晶片載體410之外緣可與反應框·之下緣外徑大致上相 同,如第5圖所示。然而為便於操作者拿取,晶片載體之外 緣亦可較反應框42G之下緣外歡,如第6騎示。並且, 出反應框420之下緣外徑的晶片載體彻上進行標示設計,例如, 缺角、凹槽、凸起或穿孔等,赠為使用者辨湖。 接著 抑 1曰曰片載體410之外緣較反應框420之下緣外徑大 之早體進行下舰構設計贿,然“賴與反雜之下緣外狎 大致上相同之單體亦可進行下列贿之結構設計變化。 - 參照第7圖,反應框420之頂侧與晶片載體之表面具有 M281175 一既定高度,此既定高度係依據欲注入之反應試劑的量而定,也 就疋,當注入反應試劑時,反應試劑之高度不高於此既定高度。 其中,此既定高度較佳範圍約為01〜0·5公分。此外,為使注入之 反應試劑能均勻覆蓋底面上固著之生物探針,因此於結構上,中 空容器之上_徑略大於下緣内徑,也狀,反應框42Q之内侧 係為向外傾斜之-傾斜面422,如第8、9圖所示。於此,此傾斜 面422内側與晶片載體410間之較佳夾角θ為約12〇度。The outer edge of the wafer carrier 410 may be substantially the same as the outer diameter of the reaction frame and lower edge, as shown in FIG. 5. However, for the convenience of the operator, the outer edge of the wafer carrier may be more pleasant than the lower edge of the reaction frame 42G, as shown in the sixth ride.
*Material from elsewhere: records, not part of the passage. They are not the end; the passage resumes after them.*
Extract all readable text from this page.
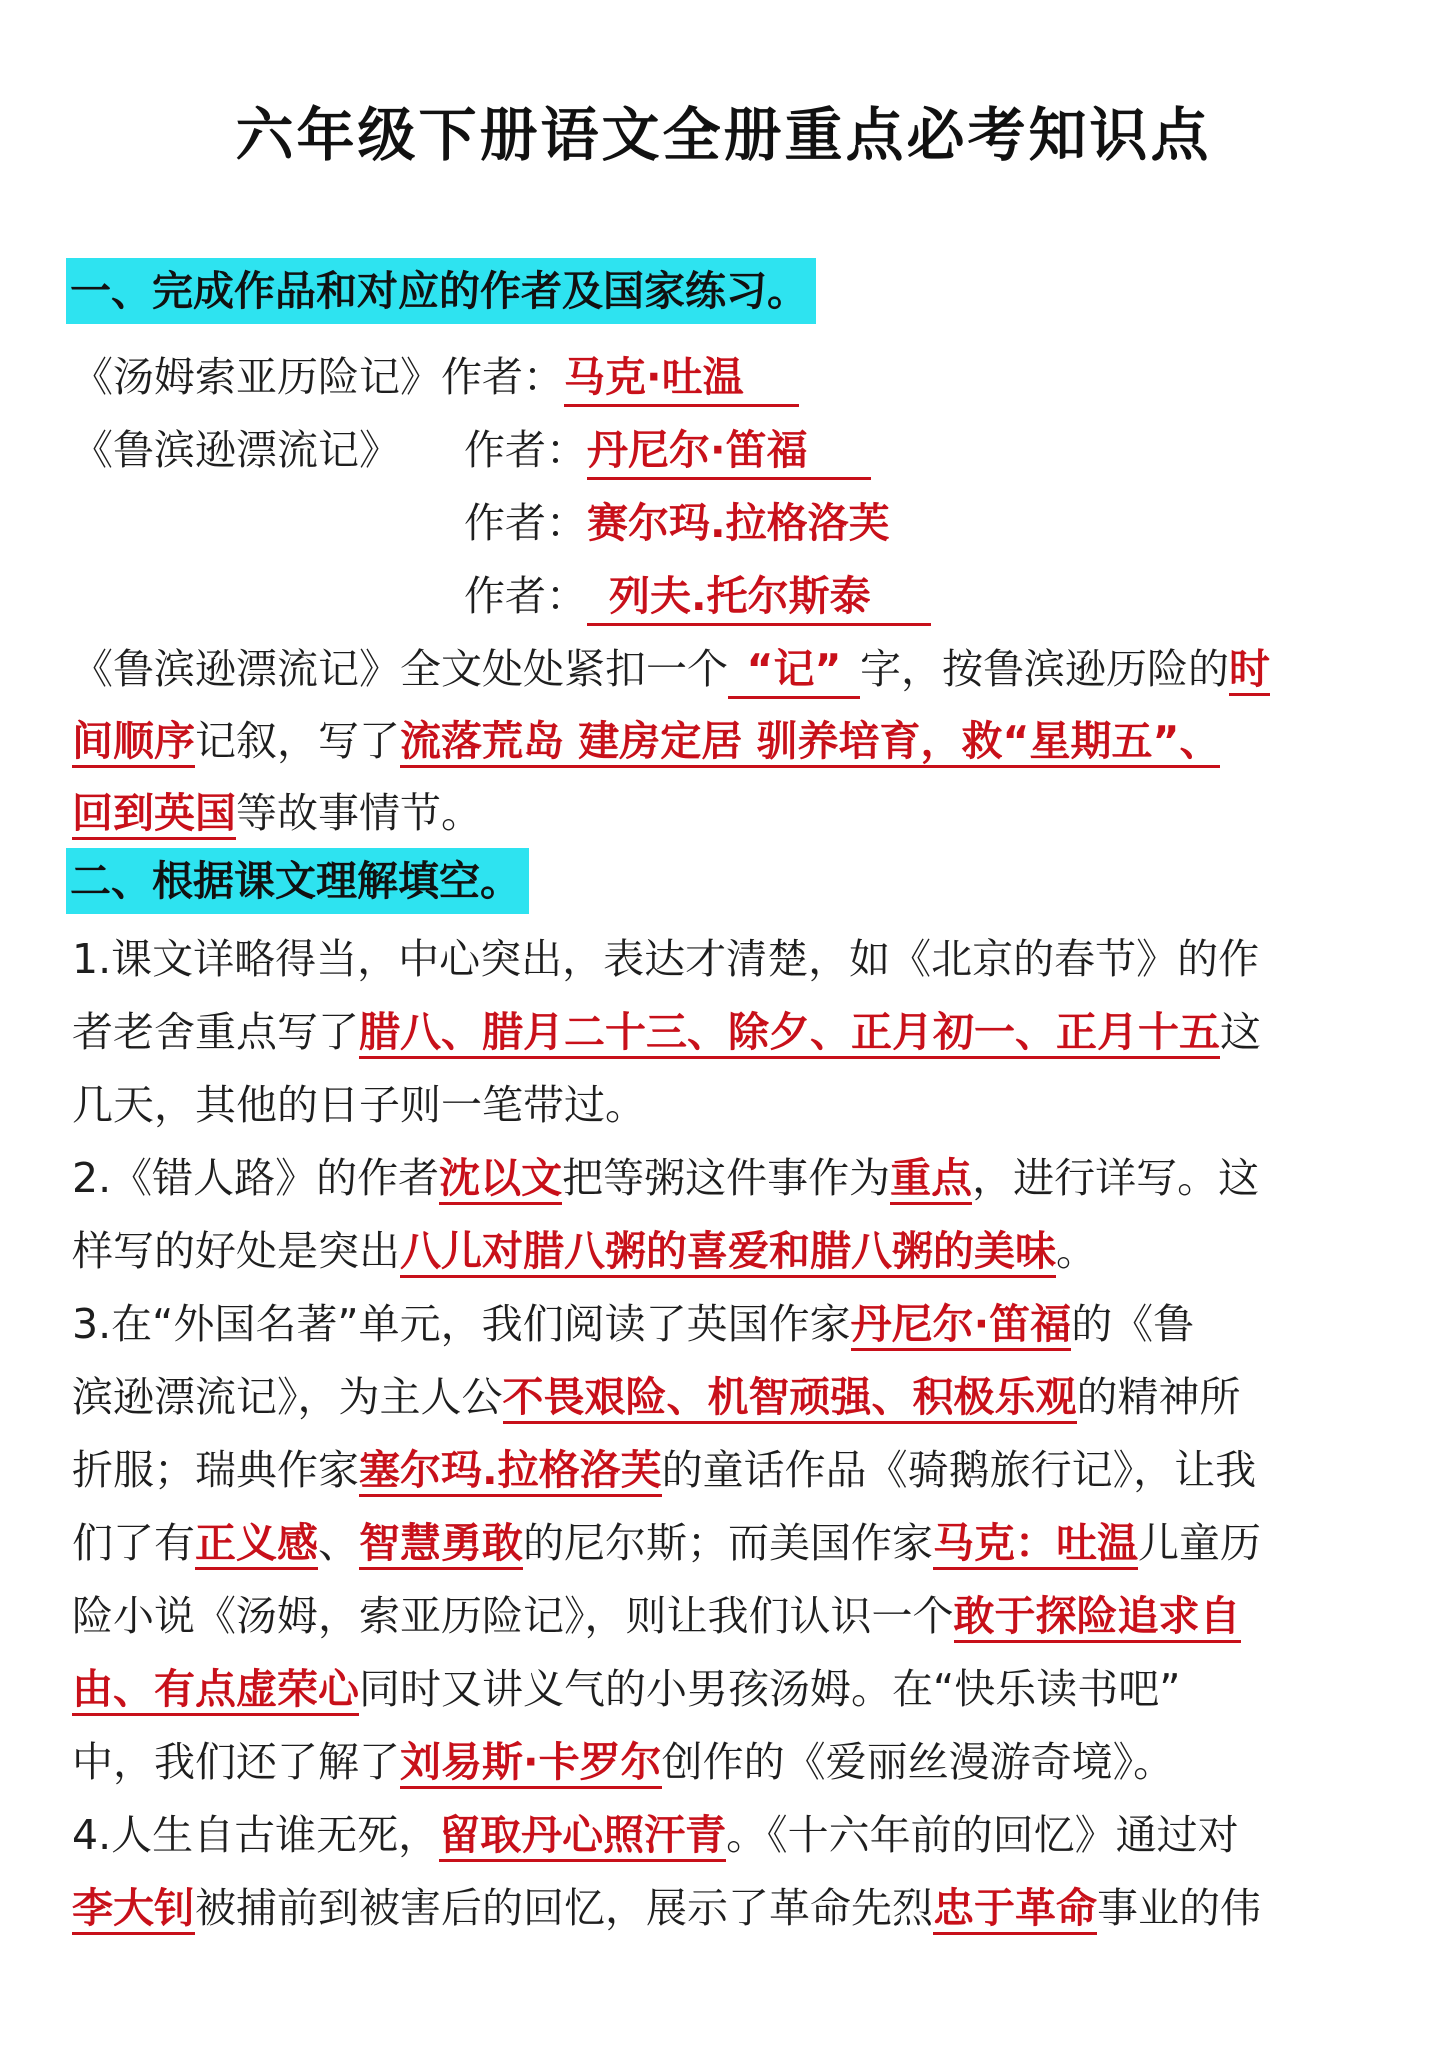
六年级下册语文全册重点必考知识点
一、完成作品和对应的作者及国家练习。
《汤姆索亚历险记》作者：马克·吐温
《鲁滨逊漂流记》 作者：丹尼尔·笛福
作者：赛尔玛.拉格洛芙
作者： 列夫.托尔斯泰
《鲁滨逊漂流记》全文处处紧扣一个 “记” 字，按鲁滨逊历险的时
间顺序记叙，写了流落荒岛 建房定居 驯养培育，救“星期五”、
回到英国等故事情节。
二、根据课文理解填空。
1.课文详略得当，中心突出，表达才清楚，如《北京的春节》的作
者老舍重点写了腊八、腊月二十三、除夕、正月初一、正月十五这
几天，其他的日子则一笔带过。
2.《错人路》的作者沈以文把等粥这件事作为重点，进行详写。这
样写的好处是突出八儿对腊八粥的喜爱和腊八粥的美味。
3.在“外国名著”单元，我们阅读了英国作家丹尼尔·笛福的《鲁
滨逊漂流记》，为主人公不畏艰险、机智顽强、积极乐观的精神所
折服；瑞典作家塞尔玛.拉格洛芙的童话作品《骑鹅旅行记》，让我
们了有正义感、智慧勇敢的尼尔斯；而美国作家马克：吐温儿童历
险小说《汤姆，索亚历险记》，则让我们认识一个敢于探险追求自
由、有点虚荣心同时又讲义气的小男孩汤姆。在“快乐读书吧”
中，我们还了解了刘易斯·卡罗尔创作的《爱丽丝漫游奇境》。
4.人生自古谁无死，留取丹心照汗青。《十六年前的回忆》通过对
李大钊被捕前到被害后的回忆，展示了革命先烈忠于革命事业的伟
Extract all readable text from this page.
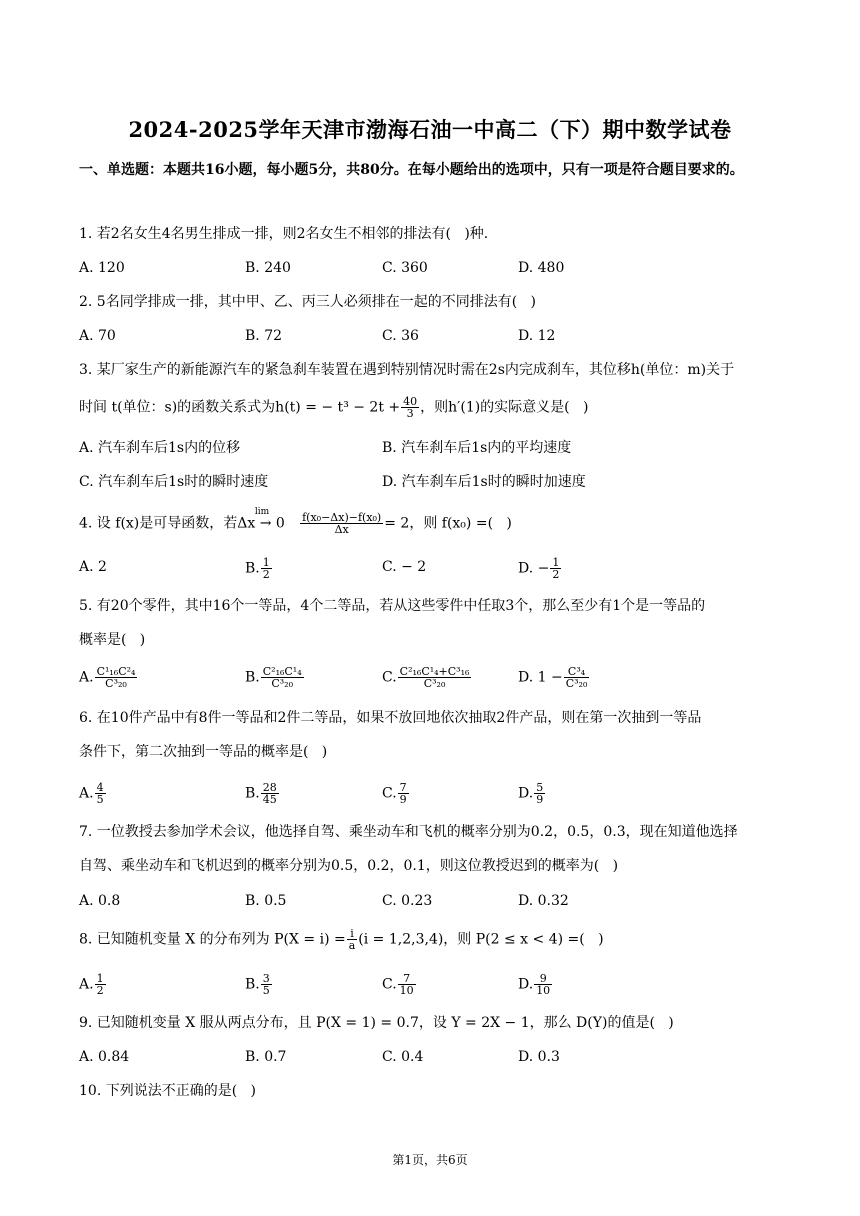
2024-2025学年天津市渤海石油一中高二（下）期中数学试卷
一、单选题：本题共16小题，每小题5分，共80分。在每小题给出的选项中，只有一项是符合题目要求的。
1. 若2名女生4名男生排成一排，则2名女生不相邻的排法有(   )种.
A. 120	B. 240	C. 360	D. 480
2. 5名同学排成一排，其中甲、乙、丙三人必须排在一起的不同排法有(   )
A. 70	B. 72	C. 36	D. 12
3. 某厂家生产的新能源汽车的紧急刹车装置在遇到特别情况时需在2s内完成刹车，其位移h(单位：m)关于
时间 t(单位：s)的函数关系式为h(t) = − $t^3 - 2t + \frac{40}{3}$ ，则h′(1)的实际意义是(   )
A. 汽车刹车后1s内的位移	B. 汽车刹车后1s内的平均速度
C. 汽车刹车后1s时的瞬时速度	D. 汽车刹车后1s时的瞬时加速度
4. 设 f(x)是可导函数，若$\Delta x \to 0^{lim}$	$\frac{\text{f(x₀−Δx)−f(x₀)}}{\Delta x} = 2$，则 f(x₀) =(   )
A. 2	B. $\frac{1}{2}$	C. − 2	D. − $\frac{1}{2}$
5. 有20个零件，其中16个一等品，4个二等品，若从这些零件中任取3个，那么至少有1个是一等品的
概率是(   )
A. $\frac{\text{C¹₁₆C²₄}}{\text{C³₂₀}}$	B. $\frac{\text{C²₁₆C¹₄}}{\text{C³₂₀}}$	C. $\frac{\text{C²₁₆C¹₄+C³₁₆}}{\text{C³₂₀}}$	D. $1 - \frac{\text{C³₄}}{\text{C³₂₀}}$
6. 在10件产品中有8件一等品和2件二等品，如果不放回地依次抽取2件产品，则在第一次抽到一等品
条件下，第二次抽到一等品的概率是(   )
A. $\frac{4}{5}$	B. $\frac{28}{45}$	C. $\frac{7}{9}$	D. $\frac{5}{9}$
7. 一位教授去参加学术会议，他选择自驾、乘坐动车和飞机的概率分别为0.2，0.5，0.3，现在知道他选择
自驾、乘坐动车和飞机迟到的概率分别为0.5，0.2，0.1，则这位教授迟到的概率为(   )
A. 0.8	B. 0.5	C. 0.23	D. 0.32
8. 已知随机变量 X 的分布列为 $P(X = i) = \frac{i}{a} (i = 1,2,3,4)$，则 P(2 ≤ x < 4) =(   )
A. $\frac{1}{2}$	B. $\frac{3}{5}$	C. $\frac{7}{10}$	D. $\frac{9}{10}$
9. 已知随机变量 X 服从两点分布，且 P(X = 1) = 0.7，设 Y = 2X − 1，那么 D(Y)的值是(   )
A. 0.84	B. 0.7	C. 0.4	D. 0.3
10. 下列说法不正确的是(   )
第1页，共6页
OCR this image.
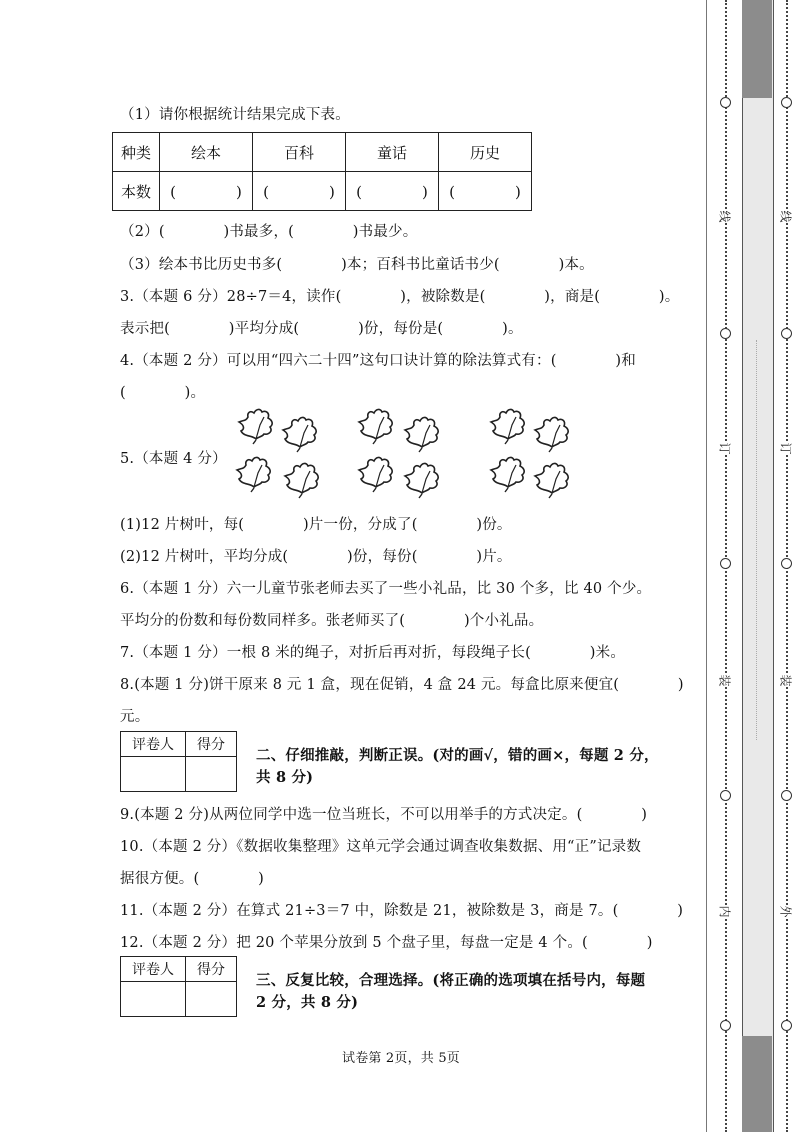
（1）请你根据统计结果完成下表。
种类	绘本	百科	童话	历史
本数	(　　　　)	(　　　　)	(　　　　)	(　　　　)
（2）(　　　　)书最多，(　　　　)书最少。
（3）绘本书比历史书多(　　　　)本；百科书比童话书少(　　　　)本。
3.（本题 6 分）28÷7＝4，读作(　　　　)，被除数是(　　　　)，商是(　　　　)。
表示把(　　　　)平均分成(　　　　)份，每份是(　　　　)。
4.（本题 2 分）可以用“四六二十四”这句口诀计算的除法算式有：(　　　　)和
(　　　　)。
5.（本题 4 分）
(1)12 片树叶，每(　　　　)片一份，分成了(　　　　)份。
(2)12 片树叶，平均分成(　　　　)份，每份(　　　　)片。
6.（本题 1 分）六一儿童节张老师去买了一些小礼品，比 30 个多，比 40 个少。
平均分的份数和每份数同样多。张老师买了(　　　　)个小礼品。
7.（本题 1 分）一根 8 米的绳子，对折后再对折，每段绳子长(　　　　)米。
8.(本题 1 分)饼干原来 8 元 1 盒，现在促销，4 盒 24 元。每盒比原来便宜(　　　　)
元。
评卷人	得分

二、仔细推敲，判断正误。(对的画√，错的画×，每题 2 分，
共 8 分)
9.(本题 2 分)从两位同学中选一位当班长，不可以用举手的方式决定。(　　　　)
10.（本题 2 分）《数据收集整理》这单元学会通过调查收集数据、用“正”记录数
据很方便。(　　　　)
11.（本题 2 分）在算式 21÷3＝7 中，除数是 21，被除数是 3，商是 7。(　　　　)
12.（本题 2 分）把 20 个苹果分放到 5 个盘子里，每盘一定是 4 个。(　　　　)
评卷人	得分

三、反复比较，合理选择。(将正确的选项填在括号内，每题
2 分，共 8 分)
试卷第 2页，共 5页
线
订
装
内
线
订
装
外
In addition, the wafer carrier that has an outer diameter outside the lower edge of the reaction frame 420 is completely labeled, such as a notch, a groove, a protrusion, or a perforation, which is presented to the user to identify the lake. Next, the outer edge of the carrier 410 is larger than the lower edge of the reaction frame 420. The outer body has a lower carrier design bribe. The following structural design changes are made.-Referring to Figure 7, the top side of the reaction frame 420 and the surface of the wafer carrier have a predetermined height of M281175. This predetermined height depends on the amount of the reaction reagent to be injected, that is, When the reaction reagent is injected, the height of the reaction reagent is not higher than the predetermined height. Among them, the predetermined height is preferably in the range of about 01 to 0.5 cm. In addition, in order to inject the reaction reagent to uniformly cover the fixed surface on the bottom surface The biological probe is structurally, the diameter above the hollow container is slightly larger than the inside diameter of the lower edge, and it is also shaped. The inside of the reaction frame 42Q is an inclined surface-422, as shown in Figs. Here, a preferred angle θ between the inside of the inclined surface 422 and the wafer carrier 410 is about 120 degrees.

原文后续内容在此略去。